A second shortcoming of Drupal is one that is typical of open-source software; namely, the tendency for certain features to “disappear” as the software evolves and matures. Drupal’s hundreds of contributed modules and themes must be updated each time a new version of the Drupal “core” is released, and since all contributions to the Drupal project are voluntary and unpaid, some developers abandon modules or themes as their interest in the project wanes. In theory, any user is welcome to pick up where another developer left off, but in practice, this doesn’t always happen. As a result, users who rely heavily on contributed modules and themes but who lack the technical expertise to update those projects may be forced either to delay installing new versions of the software, or to sacrifice functionality to which they have grown accustomed.
Finally, Drupal lacks some features typically found in learning management systems, most noticeably a grade book and a secure, private method of providing individual feedback to students. Although a grade book module is currently in development and other modules can be customized to allow for individualized feedback on student work, these solutions aren’t available “out of the box,” and instructors may need to make a significant time investment to add such functions to their sites. Where Drupal excels in small courses that emphasize writing and collaboration, it may fall short in large classes that rely heavily on tests and quizzes. Instructors who are interested in learning management systems primarily for their ability to administer multiple choice tests or to automate grading will be disappointed in Drupal.
These criticisms point to a few of Drupal’s genuine shortcomings, but they should be considered in light of the important fact that Drupal is free, open-source software. Compared to any number of costly, proprietary learning management systems, Drupal is not only a bargain, it is an incredibly powerful one.
Drupal certainly isn’t for everyone. Instructors who have never used courseware in their classes may be better off starting with a simple blogging system (such as Blogger or TypePad) or a institutionally supported learning management system (such as WebCT or Desire2Learn). But for instructors who have experimented with other systems and found themselves underwhelmed either by the number of available features or the level of available customization, Drupal may prove to be the perfect choice for bridging the gap between blogging systems and courseware. With a stable, mature codebase and a thriving community of users and developers, Drupal should continue to be a solid choice for classroom content management for years to come.
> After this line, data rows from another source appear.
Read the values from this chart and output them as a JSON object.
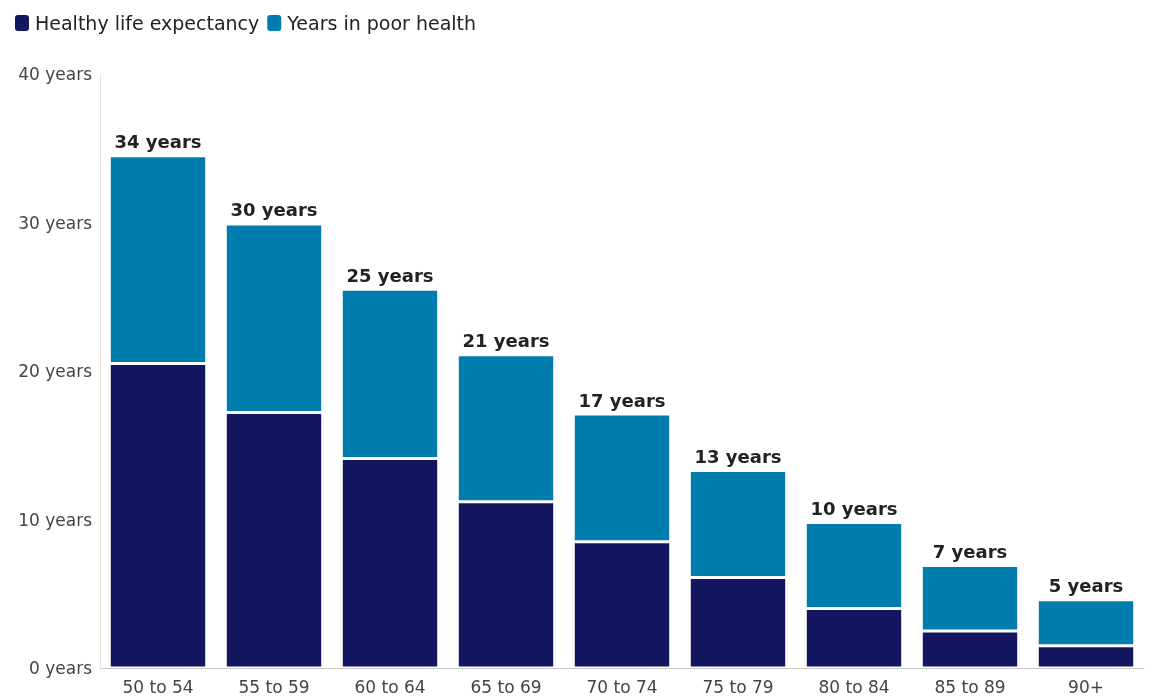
{
  "chart_data": {
    "type": "bar",
    "stacked": true,
    "categories": [
      "50 to 54",
      "55 to 59",
      "60 to 64",
      "65 to 69",
      "70 to 74",
      "75 to 79",
      "80 to 84",
      "85 to 89",
      "90+"
    ],
    "series": [
      {
        "name": "Healthy life expectancy",
        "color": "#141760",
        "values": [
          20.5,
          17.2,
          14.1,
          11.2,
          8.5,
          6.1,
          4.0,
          2.5,
          1.5
        ]
      },
      {
        "name": "Years in poor health",
        "color": "#007cad",
        "values": [
          14.0,
          12.7,
          11.4,
          9.9,
          8.6,
          7.2,
          5.8,
          4.4,
          3.1
        ]
      }
    ],
    "ylim": [
      0,
      40
    ],
    "yticks": [
      {
        "value": 0,
        "label": "0 years"
      },
      {
        "value": 10,
        "label": "10 years"
      },
      {
        "value": 20,
        "label": "20 years"
      },
      {
        "value": 30,
        "label": "30 years"
      },
      {
        "value": 40,
        "label": "40 years"
      }
    ],
    "totals": [
      "34 years",
      "30 years",
      "25 years",
      "21 years",
      "17 years",
      "13 years",
      "10 years",
      "7 years",
      "5 years"
    ],
    "grid": false,
    "legend": "top left"
  }
}
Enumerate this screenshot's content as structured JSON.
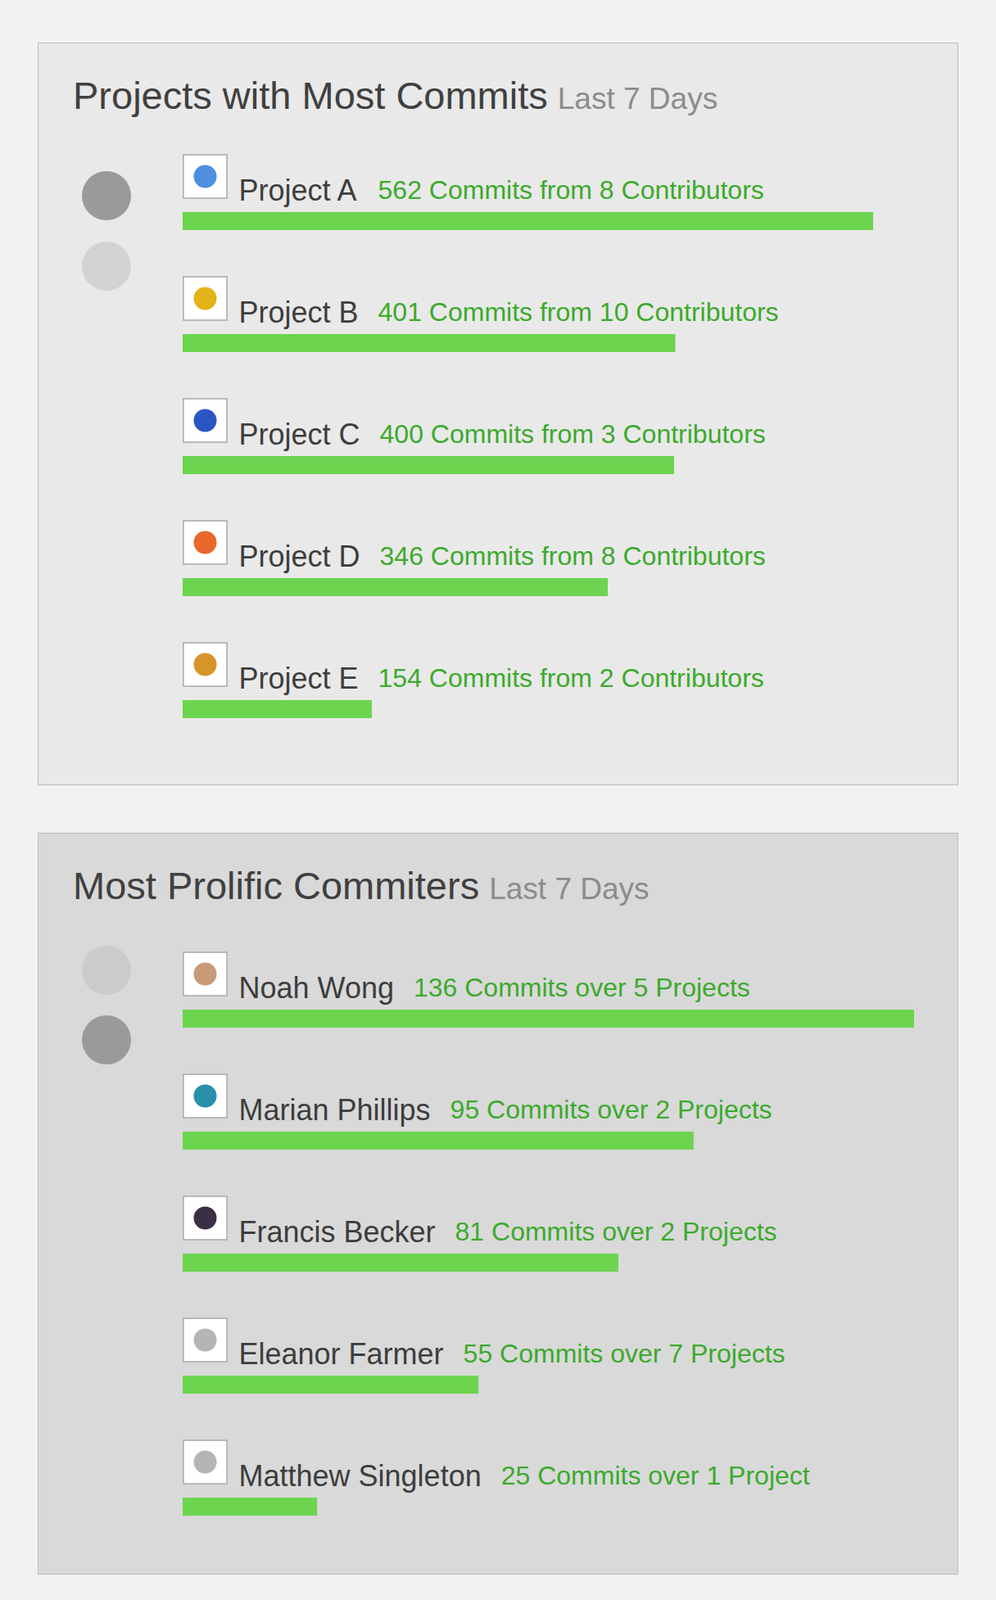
{
  "chart_data": [
    {
      "type": "bar",
      "orientation": "horizontal",
      "title": "Projects with Most Commits",
      "subtitle": "Last 7 Days",
      "categories": [
        "Project A",
        "Project B",
        "Project C",
        "Project D",
        "Project E"
      ],
      "values": [
        562,
        401,
        400,
        346,
        154
      ],
      "value_labels": [
        "562 Commits from 8 Contributors",
        "401 Commits from 10 Contributors",
        "400 Commits from 3 Contributors",
        "346 Commits from 8 Contributors",
        "154 Commits from 2 Contributors"
      ],
      "data_labels": true,
      "tick_labels": false,
      "grid": false,
      "color": "#6cd44f"
    },
    {
      "type": "bar",
      "orientation": "horizontal",
      "title": "Most Prolific Commiters",
      "subtitle": "Last 7 Days",
      "categories": [
        "Noah Wong",
        "Marian Phillips",
        "Francis Becker",
        "Eleanor Farmer",
        "Matthew Singleton"
      ],
      "values": [
        136,
        95,
        81,
        55,
        25
      ],
      "value_labels": [
        "136 Commits over 5 Projects",
        "95 Commits over 2 Projects",
        "81 Commits over 2 Projects",
        "55 Commits over 7 Projects",
        "25 Commits over 1 Project"
      ],
      "data_labels": true,
      "tick_labels": false,
      "grid": false,
      "color": "#6cd44f"
    }
  ]
}
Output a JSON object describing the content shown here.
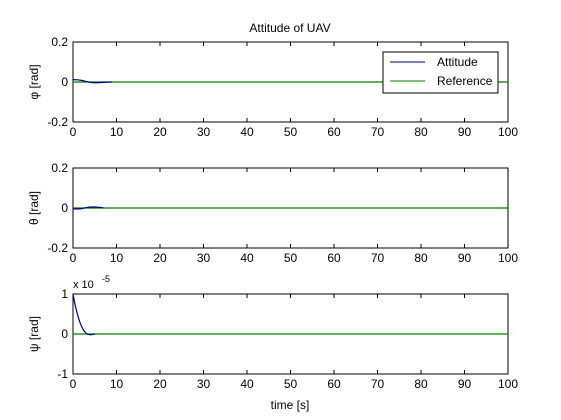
{
  "chart_data": {
    "title": "Attitude of UAV",
    "type": "line",
    "legend": {
      "placement": "top-right",
      "entries": [
        "Attitude",
        "Reference"
      ]
    },
    "xlabel": "time [s]",
    "xlim": [
      0,
      100
    ],
    "xticks": [
      0,
      10,
      20,
      30,
      40,
      50,
      60,
      70,
      80,
      90,
      100
    ],
    "colors": {
      "attitude": "#00007f",
      "reference": "#007f00",
      "axes": "#000000"
    },
    "subplots": [
      {
        "ylabel": "φ [rad]",
        "ylim": [
          -0.2,
          0.2
        ],
        "yticks": [
          -0.2,
          0,
          0.2
        ],
        "ytick_labels": [
          "-0.2",
          "0",
          "0.2"
        ],
        "exponent_label": "",
        "series": [
          {
            "name": "Attitude",
            "x": [
              0,
              1,
              2,
              3,
              4,
              5,
              6,
              7,
              8,
              9
            ],
            "y": [
              0.012,
              0.011,
              0.008,
              0.003,
              -0.002,
              -0.004,
              -0.003,
              -0.002,
              -0.001,
              0
            ]
          },
          {
            "name": "Reference",
            "x": [
              0,
              100
            ],
            "y": [
              0,
              0
            ]
          }
        ]
      },
      {
        "ylabel": "θ [rad]",
        "ylim": [
          -0.2,
          0.2
        ],
        "yticks": [
          -0.2,
          0,
          0.2
        ],
        "ytick_labels": [
          "-0.2",
          "0",
          "0.2"
        ],
        "exponent_label": "",
        "series": [
          {
            "name": "Attitude",
            "x": [
              0,
              1,
              2,
              3,
              4,
              5,
              6,
              7
            ],
            "y": [
              -0.004,
              -0.005,
              -0.003,
              0.002,
              0.005,
              0.005,
              0.003,
              0.001
            ]
          },
          {
            "name": "Reference",
            "x": [
              0,
              100
            ],
            "y": [
              0,
              0
            ]
          }
        ]
      },
      {
        "ylabel": "ψ [rad]",
        "ylim": [
          -1,
          1
        ],
        "yticks": [
          -1,
          0,
          1
        ],
        "ytick_labels": [
          "-1",
          "0",
          "1"
        ],
        "exponent_label": "x 10",
        "exponent_power": "-5",
        "series": [
          {
            "name": "Attitude",
            "x": [
              0,
              0.5,
              1,
              1.5,
              2,
              2.5,
              3,
              3.5,
              4,
              4.5,
              5
            ],
            "y": [
              1.0,
              0.72,
              0.5,
              0.32,
              0.18,
              0.08,
              0.02,
              -0.01,
              -0.02,
              -0.01,
              0
            ]
          },
          {
            "name": "Reference",
            "x": [
              0,
              100
            ],
            "y": [
              0,
              0
            ]
          }
        ]
      }
    ]
  }
}
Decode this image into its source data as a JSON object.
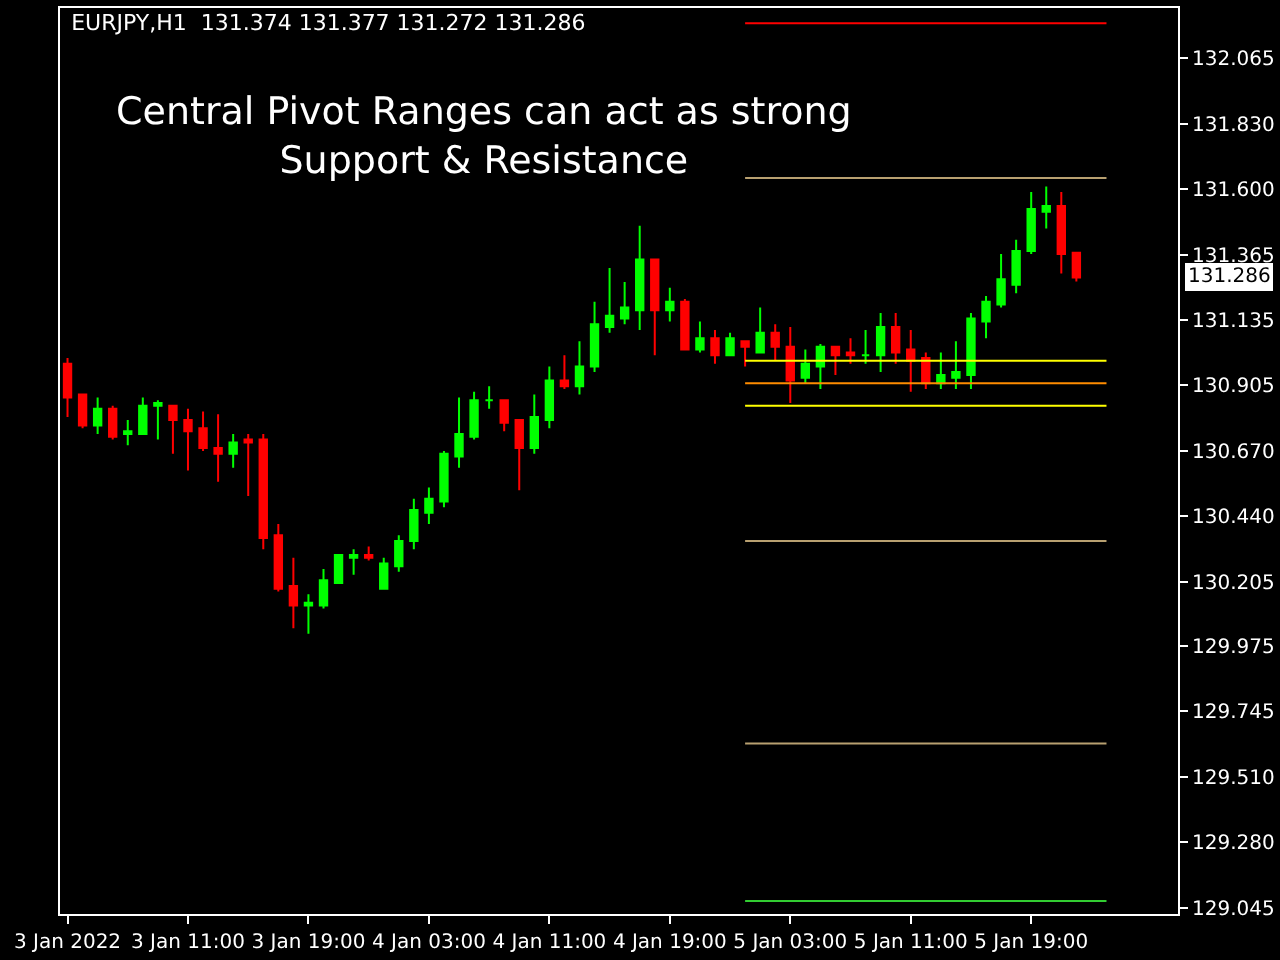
{
  "chart_data": {
    "type": "candlestick",
    "title": "EURJPY,H1  131.374 131.377 131.272 131.286",
    "annotations": [
      "Central Pivot Ranges can act as strong\nSupport & Resistance",
      "131.286"
    ],
    "x": [
      "2022-01-03T03:00",
      "2022-01-03T04:00",
      "2022-01-03T05:00",
      "2022-01-03T06:00",
      "2022-01-03T07:00",
      "2022-01-03T08:00",
      "2022-01-03T09:00",
      "2022-01-03T10:00",
      "2022-01-03T11:00",
      "2022-01-03T12:00",
      "2022-01-03T13:00",
      "2022-01-03T14:00",
      "2022-01-03T15:00",
      "2022-01-03T16:00",
      "2022-01-03T17:00",
      "2022-01-03T18:00",
      "2022-01-03T19:00",
      "2022-01-03T20:00",
      "2022-01-03T21:00",
      "2022-01-03T22:00",
      "2022-01-03T23:00",
      "2022-01-04T00:00",
      "2022-01-04T01:00",
      "2022-01-04T02:00",
      "2022-01-04T03:00",
      "2022-01-04T04:00",
      "2022-01-04T05:00",
      "2022-01-04T06:00",
      "2022-01-04T07:00",
      "2022-01-04T08:00",
      "2022-01-04T09:00",
      "2022-01-04T10:00",
      "2022-01-04T11:00",
      "2022-01-04T12:00",
      "2022-01-04T13:00",
      "2022-01-04T14:00",
      "2022-01-04T15:00",
      "2022-01-04T16:00",
      "2022-01-04T17:00",
      "2022-01-04T18:00",
      "2022-01-04T19:00",
      "2022-01-04T20:00",
      "2022-01-04T21:00",
      "2022-01-04T22:00",
      "2022-01-04T23:00",
      "2022-01-05T00:00",
      "2022-01-05T01:00",
      "2022-01-05T02:00",
      "2022-01-05T03:00",
      "2022-01-05T04:00",
      "2022-01-05T05:00",
      "2022-01-05T06:00",
      "2022-01-05T07:00",
      "2022-01-05T08:00",
      "2022-01-05T09:00",
      "2022-01-05T10:00",
      "2022-01-05T11:00",
      "2022-01-05T12:00",
      "2022-01-05T13:00",
      "2022-01-05T14:00",
      "2022-01-05T15:00",
      "2022-01-05T16:00",
      "2022-01-05T17:00",
      "2022-01-05T18:00",
      "2022-01-05T19:00",
      "2022-01-05T20:00",
      "2022-01-05T21:00",
      "2022-01-05T22:00"
    ],
    "ohlc": [
      [
        130.98,
        131.0,
        130.79,
        130.86
      ],
      [
        130.87,
        130.87,
        130.75,
        130.76
      ],
      [
        130.76,
        130.86,
        130.73,
        130.82
      ],
      [
        130.82,
        130.83,
        130.71,
        130.72
      ],
      [
        130.73,
        130.78,
        130.69,
        130.74
      ],
      [
        130.73,
        130.86,
        130.73,
        130.83
      ],
      [
        130.83,
        130.85,
        130.71,
        130.84
      ],
      [
        130.83,
        130.83,
        130.66,
        130.78
      ],
      [
        130.78,
        130.82,
        130.6,
        130.74
      ],
      [
        130.75,
        130.81,
        130.67,
        130.68
      ],
      [
        130.68,
        130.8,
        130.56,
        130.66
      ],
      [
        130.66,
        130.73,
        130.61,
        130.7
      ],
      [
        130.71,
        130.73,
        130.51,
        130.7
      ],
      [
        130.71,
        130.73,
        130.32,
        130.36
      ],
      [
        130.37,
        130.41,
        130.17,
        130.18
      ],
      [
        130.19,
        130.29,
        130.04,
        130.12
      ],
      [
        130.12,
        130.16,
        130.02,
        130.13
      ],
      [
        130.12,
        130.25,
        130.11,
        130.21
      ],
      [
        130.2,
        130.3,
        130.2,
        130.3
      ],
      [
        130.29,
        130.32,
        130.23,
        130.3
      ],
      [
        130.3,
        130.33,
        130.28,
        130.29
      ],
      [
        130.18,
        130.29,
        130.18,
        130.27
      ],
      [
        130.26,
        130.37,
        130.24,
        130.35
      ],
      [
        130.35,
        130.5,
        130.32,
        130.46
      ],
      [
        130.45,
        130.54,
        130.41,
        130.5
      ],
      [
        130.49,
        130.67,
        130.47,
        130.66
      ],
      [
        130.65,
        130.86,
        130.61,
        130.73
      ],
      [
        130.72,
        130.88,
        130.71,
        130.85
      ],
      [
        130.85,
        130.9,
        130.82,
        130.85
      ],
      [
        130.85,
        130.85,
        130.74,
        130.77
      ],
      [
        130.78,
        130.78,
        130.53,
        130.68
      ],
      [
        130.68,
        130.87,
        130.66,
        130.79
      ],
      [
        130.78,
        130.97,
        130.75,
        130.92
      ],
      [
        130.92,
        131.01,
        130.89,
        130.9
      ],
      [
        130.9,
        131.06,
        130.87,
        130.97
      ],
      [
        130.97,
        131.2,
        130.95,
        131.12
      ],
      [
        131.11,
        131.32,
        131.09,
        131.15
      ],
      [
        131.14,
        131.27,
        131.12,
        131.18
      ],
      [
        131.17,
        131.47,
        131.1,
        131.35
      ],
      [
        131.35,
        131.35,
        131.01,
        131.17
      ],
      [
        131.17,
        131.25,
        131.13,
        131.2
      ],
      [
        131.2,
        131.21,
        131.03,
        131.03
      ],
      [
        131.03,
        131.13,
        131.02,
        131.07
      ],
      [
        131.07,
        131.1,
        130.98,
        131.01
      ],
      [
        131.01,
        131.09,
        131.01,
        131.07
      ],
      [
        131.06,
        131.06,
        130.97,
        131.04
      ],
      [
        131.02,
        131.18,
        131.02,
        131.09
      ],
      [
        131.09,
        131.12,
        130.99,
        131.04
      ],
      [
        131.04,
        131.11,
        130.84,
        130.92
      ],
      [
        130.93,
        131.03,
        130.91,
        130.98
      ],
      [
        130.97,
        131.05,
        130.89,
        131.04
      ],
      [
        131.04,
        131.04,
        130.94,
        131.01
      ],
      [
        131.02,
        131.07,
        130.98,
        131.01
      ],
      [
        131.01,
        131.1,
        130.98,
        131.01
      ],
      [
        131.01,
        131.16,
        130.95,
        131.11
      ],
      [
        131.11,
        131.16,
        130.98,
        131.02
      ],
      [
        131.03,
        131.1,
        130.88,
        130.99
      ],
      [
        131.0,
        131.02,
        130.89,
        130.91
      ],
      [
        130.91,
        131.02,
        130.89,
        130.94
      ],
      [
        130.93,
        131.06,
        130.89,
        130.95
      ],
      [
        130.94,
        131.16,
        130.89,
        131.14
      ],
      [
        131.13,
        131.22,
        131.07,
        131.2
      ],
      [
        131.19,
        131.37,
        131.18,
        131.28
      ],
      [
        131.26,
        131.42,
        131.23,
        131.38
      ],
      [
        131.38,
        131.59,
        131.37,
        131.53
      ],
      [
        131.52,
        131.61,
        131.46,
        131.54
      ],
      [
        131.54,
        131.59,
        131.3,
        131.37
      ],
      [
        131.374,
        131.377,
        131.272,
        131.286
      ]
    ],
    "colors": [
      "#ff0000",
      "#ff0000",
      "#00ff00",
      "#ff0000",
      "#00ff00",
      "#00ff00",
      "#00ff00",
      "#ff0000",
      "#ff0000",
      "#ff0000",
      "#ff0000",
      "#00ff00",
      "#ff0000",
      "#ff0000",
      "#ff0000",
      "#ff0000",
      "#00ff00",
      "#00ff00",
      "#00ff00",
      "#00ff00",
      "#ff0000",
      "#00ff00",
      "#00ff00",
      "#00ff00",
      "#00ff00",
      "#00ff00",
      "#00ff00",
      "#00ff00",
      "#00ff00",
      "#ff0000",
      "#ff0000",
      "#00ff00",
      "#00ff00",
      "#ff0000",
      "#00ff00",
      "#00ff00",
      "#00ff00",
      "#00ff00",
      "#00ff00",
      "#ff0000",
      "#00ff00",
      "#ff0000",
      "#00ff00",
      "#ff0000",
      "#00ff00",
      "#ff0000",
      "#00ff00",
      "#ff0000",
      "#ff0000",
      "#00ff00",
      "#00ff00",
      "#ff0000",
      "#ff0000",
      "#00ff00",
      "#00ff00",
      "#ff0000",
      "#ff0000",
      "#ff0000",
      "#00ff00",
      "#00ff00",
      "#00ff00",
      "#00ff00",
      "#00ff00",
      "#00ff00",
      "#00ff00",
      "#00ff00",
      "#ff0000",
      "#ff0000"
    ],
    "series": [
      {
        "type": "line",
        "color": "#ff0000",
        "x": [
          "2022-01-05T00:00",
          "2022-01-06T00:00"
        ],
        "values": [
          132.19,
          132.19
        ]
      },
      {
        "type": "line",
        "color": "#b8a070",
        "x": [
          "2022-01-05T00:00",
          "2022-01-06T00:00"
        ],
        "values": [
          131.64,
          131.64
        ]
      },
      {
        "type": "line",
        "color": "#ffff00",
        "x": [
          "2022-01-05T00:00",
          "2022-01-06T00:00"
        ],
        "values": [
          130.99,
          130.99
        ]
      },
      {
        "type": "line",
        "color": "#ff8c00",
        "x": [
          "2022-01-05T00:00",
          "2022-01-06T00:00"
        ],
        "values": [
          130.91,
          130.91
        ]
      },
      {
        "type": "line",
        "color": "#ffff00",
        "x": [
          "2022-01-05T00:00",
          "2022-01-06T00:00"
        ],
        "values": [
          130.83,
          130.83
        ]
      },
      {
        "type": "line",
        "color": "#b8a070",
        "x": [
          "2022-01-05T00:00",
          "2022-01-06T00:00"
        ],
        "values": [
          130.35,
          130.35
        ]
      },
      {
        "type": "line",
        "color": "#b8a070",
        "x": [
          "2022-01-05T00:00",
          "2022-01-06T00:00"
        ],
        "values": [
          129.63,
          129.63
        ]
      },
      {
        "type": "line",
        "color": "#32cd32",
        "x": [
          "2022-01-05T00:00",
          "2022-01-06T00:00"
        ],
        "values": [
          129.07,
          129.07
        ]
      }
    ],
    "xlim": [
      "2022-01-03T02:30",
      "2022-01-06T04:45"
    ],
    "xticks": [
      {
        "value": "2022-01-03T03:00",
        "label": "3 Jan 2022"
      },
      {
        "value": "2022-01-03T11:00",
        "label": "3 Jan 11:00"
      },
      {
        "value": "2022-01-03T19:00",
        "label": "3 Jan 19:00"
      },
      {
        "value": "2022-01-04T03:00",
        "label": "4 Jan 03:00"
      },
      {
        "value": "2022-01-04T11:00",
        "label": "4 Jan 11:00"
      },
      {
        "value": "2022-01-04T19:00",
        "label": "4 Jan 19:00"
      },
      {
        "value": "2022-01-05T03:00",
        "label": "5 Jan 03:00"
      },
      {
        "value": "2022-01-05T11:00",
        "label": "5 Jan 11:00"
      },
      {
        "value": "2022-01-05T19:00",
        "label": "5 Jan 19:00"
      }
    ],
    "ylim": [
      129.024,
      132.244
    ],
    "yticks": [
      {
        "value": 132.065,
        "label": "132.065"
      },
      {
        "value": 131.83,
        "label": "131.830"
      },
      {
        "value": 131.6,
        "label": "131.600"
      },
      {
        "value": 131.365,
        "label": "131.365"
      },
      {
        "value": 131.135,
        "label": "131.135"
      },
      {
        "value": 130.905,
        "label": "130.905"
      },
      {
        "value": 130.67,
        "label": "130.670"
      },
      {
        "value": 130.44,
        "label": "130.440"
      },
      {
        "value": 130.205,
        "label": "130.205"
      },
      {
        "value": 129.975,
        "label": "129.975"
      },
      {
        "value": 129.745,
        "label": "129.745"
      },
      {
        "value": 129.51,
        "label": "129.510"
      },
      {
        "value": 129.28,
        "label": "129.280"
      },
      {
        "value": 129.045,
        "label": "129.045"
      }
    ],
    "grid": false
  }
}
Campbell, A. (2005). Weblog applications for EFL/ESL classroom blogging: a comparative review. TESL-EJ, 9(3), http://tesl-ej.org/ej35/m1.html
Robb, T. N. (2004). Moodle: a virtual learning environment for the rest of us. TESL-EJ, 8(2), http://tesl-ej.org/ej30/m2.html
Sifry, D. (2007). The state of the live web, April 2007. Sifry’s Alerts, http://www.sifry.com/alerts/archives/000493.html
About the Reviewer
Quinn Warnick is a doctoral student in the Rhetoric and Professional Communication program at Iowa State University. His research interests include content management, visual communication, and critical computer pedagogy. For the past two years, he has worked with ISU’s communication across the curriculum program to develop and promote content management systems for use by instructors at all levels of technological proficiency.